In an analogous way, vectors in a single tensor factor must also be tensored with an identity on the rest (unless, of course, they're part of a proper tensor product with vectors on all factors, like $$|\varphi_A\rangle\otimes|\varphi_B\rangle\in \mathcal H_A\otimes\mathcal H_B.)$$ Thus, when doing a partial trace, the ket $|\varphi\rangle$ on the right is shorthand for $|\varphi\rangle\otimes \mathbb I_B$. It is slightly unnatural to see this as an operator but you can see it as going from $\mathcal H_B=\mathbb C\otimes \mathcal H_B$ into $\mathcal H_A\otimes\mathcal H_B$.

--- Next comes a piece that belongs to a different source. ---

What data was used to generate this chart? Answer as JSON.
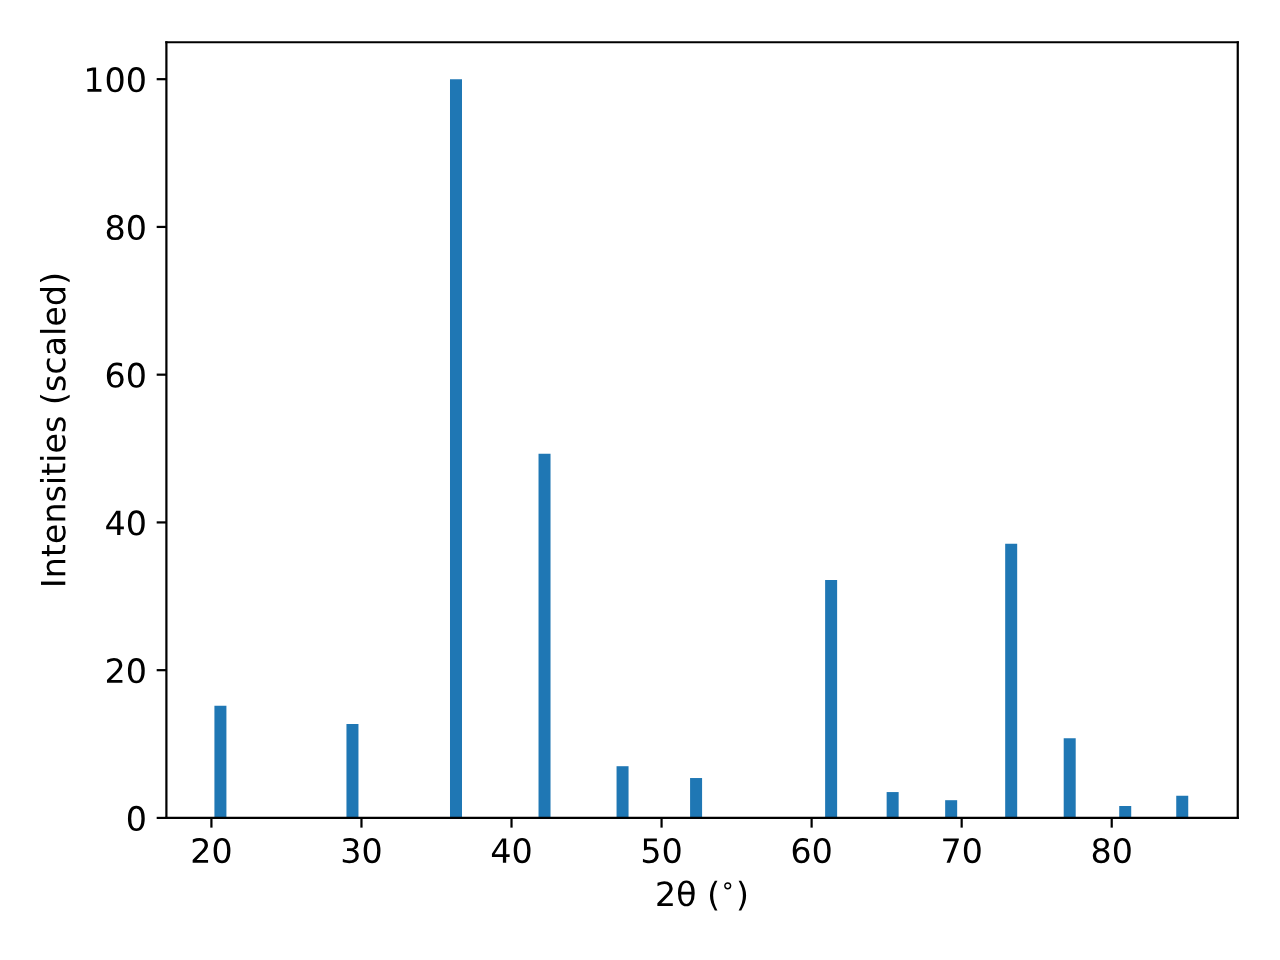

Thus, for a density matrix $\rho_{AB}:\mathcal H_A\otimes\mathcal H_B\rightarrow\mathcal H_A \otimes \mathcal H_B$, the partial trace over $A$ is a sum of terms of the form $$ \rho_B\sim \langle\varphi|\rho_{AB}|\varphi\rangle \text{ which is shorthand for } (\langle\varphi|\otimes\mathbb I_B)\rho_{AB}(|\varphi\rangle\otimes\mathbb I_B) ,$$ and is an operator on $\mathcal H_B$.